К полуночи поднялся сильный ветер, начался ливень, и нам пришлось вернуться домой. Но Мидега осталась в лесу. На рассвете, измученная, с грязной свалявшейся шерстью, она с жалобным визгом вбежала на двор: видимо, ей удалось отыскать Лому. Я тотчас побежал следом за ней. Оказалось, Лома свалилась в овраг, по которому протекала река. Голова ее наполовину лежала в воде, при каждом выдохе от ее широких ноздрей шли по водной поверхности две глубокие бороздки. В устремленных на меня больших глазах, полных слез, застыло страдание и как бы сознание вины: в какое, мол, тяжелое время покидаю я вас…

Я побежал к ветеринару Ефиму, но не застал его, он отлучился в далекое село. Когда я вернулся, Лома уже не дышала. Тело ее вытянулось, голова уходила под воду, неживой, безмолвный остекленевший взор казался мне сейчас еще более выразительным, печальным и прекрасным. От жалости и горя у меня перехватило дыхание, словно в горле застрял комок, я стоял и неотрывно глядел на Лому. Из этого состояния вывел меня глухой собачий вой: то Мидега, стоя в воде, выла над мертвой буйволицей. Я сердито прикрикнул на нее, она удивленно взглянула на меня, затем наклонила голову, поджала хвост и выбралась из реки, видимо, глубоко оскорбленная.

После того Мидега целую неделю не отзывалась на мой зов, она сидела в своей конуре, отказывалась от пищи, на боках у нее проступили ребра.
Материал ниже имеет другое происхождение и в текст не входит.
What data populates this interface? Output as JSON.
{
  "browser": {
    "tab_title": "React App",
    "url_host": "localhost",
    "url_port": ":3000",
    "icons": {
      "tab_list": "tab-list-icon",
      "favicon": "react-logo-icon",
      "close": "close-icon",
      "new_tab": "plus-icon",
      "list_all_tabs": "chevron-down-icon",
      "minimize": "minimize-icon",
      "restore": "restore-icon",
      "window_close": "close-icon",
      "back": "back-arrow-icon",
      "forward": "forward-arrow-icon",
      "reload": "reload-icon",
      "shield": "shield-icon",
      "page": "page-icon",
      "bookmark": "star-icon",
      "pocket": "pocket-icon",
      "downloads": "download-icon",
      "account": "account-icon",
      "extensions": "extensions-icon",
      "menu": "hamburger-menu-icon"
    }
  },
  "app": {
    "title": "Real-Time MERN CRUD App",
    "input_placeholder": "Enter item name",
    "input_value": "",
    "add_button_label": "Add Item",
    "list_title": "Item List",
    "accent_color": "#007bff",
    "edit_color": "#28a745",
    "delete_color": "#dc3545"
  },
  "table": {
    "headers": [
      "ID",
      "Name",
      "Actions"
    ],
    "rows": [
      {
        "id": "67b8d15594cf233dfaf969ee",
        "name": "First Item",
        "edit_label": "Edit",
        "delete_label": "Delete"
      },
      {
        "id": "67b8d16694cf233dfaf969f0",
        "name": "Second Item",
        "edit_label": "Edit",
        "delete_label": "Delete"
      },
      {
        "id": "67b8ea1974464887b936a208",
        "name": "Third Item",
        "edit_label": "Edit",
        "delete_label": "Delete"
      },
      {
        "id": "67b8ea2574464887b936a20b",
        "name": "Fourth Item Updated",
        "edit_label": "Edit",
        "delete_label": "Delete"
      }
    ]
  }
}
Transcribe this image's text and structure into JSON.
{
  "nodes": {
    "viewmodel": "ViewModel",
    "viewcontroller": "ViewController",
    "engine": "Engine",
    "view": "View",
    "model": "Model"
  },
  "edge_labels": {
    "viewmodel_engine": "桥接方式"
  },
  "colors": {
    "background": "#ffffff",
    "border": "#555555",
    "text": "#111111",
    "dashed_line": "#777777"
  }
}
Время шло своим чередом, я окончил школу и собрался в Тбилиси, по примеру своих друзей, которые учились в Тбилисском университете. Поездка в город являлась большим событием, дома у нас царило волнение. И все же, помнится, больше всех волновалась Мидега. Она пребывала в какой-то тревожной суете, не находила себе места, то и дело подбегала ко мне и клала мне на колени свою огромную голову. Без всякого повода она сердито рычала на наших животных и птиц, злобно лаяла на прохожих, затем, пристыженная своим бессмысленным поведением, пряталась на время под навесом.

Я простился с родными и соседями, дилижанс повез меня в Ахали Сенаки. Вот уже деревня осталась позади, но Мидега продолжала следовать за мной. Она бежала то с одной, то с другой стороны дилижанса, то обгоняла его, то следовала сзади, не отрывая от меня глаз и призывая меня лаем. Я видел, что она выбилась из сил, кричал на нее, приказывал ей вернуться, кричали и пассажиры, но она упорно не отставала.

Первая остановка была в Хоби, возле духана Костая Туркия. Здесь дилижанс должен был взять почту, сменить лошадей, а путники подкрепиться едой. Едва мы остановились, как Мидега, огромная, взлохмаченная, с открытой пастью, полной слюны, бурей ворвалась в дилижанс. Испуганные пассажиры, толкая друг друга, выскочили наружу, а Мидега, дрожа от усталости и выбросив длинный язык, стала передо мной, бока ее вздымались и опадали, как кузнечные мехи.

Я вывел ее из дилижанса на берег Хобисцкали, обласкал, объяснил, зачем еду в Тбилиси, обещал каждое лето приезжать на побывку в родную деревню и просил ее вернуться домой. Не знаю, поддалась ли она моей ласке, поняла ли, о чем я прошу ее, но только она лизнула меня в лицо и медленно побрела по дороге в сторону дома. Отойдя шагов на сто, она обернулась, посмотрела на меня и побежала прочь волчьей рысцой.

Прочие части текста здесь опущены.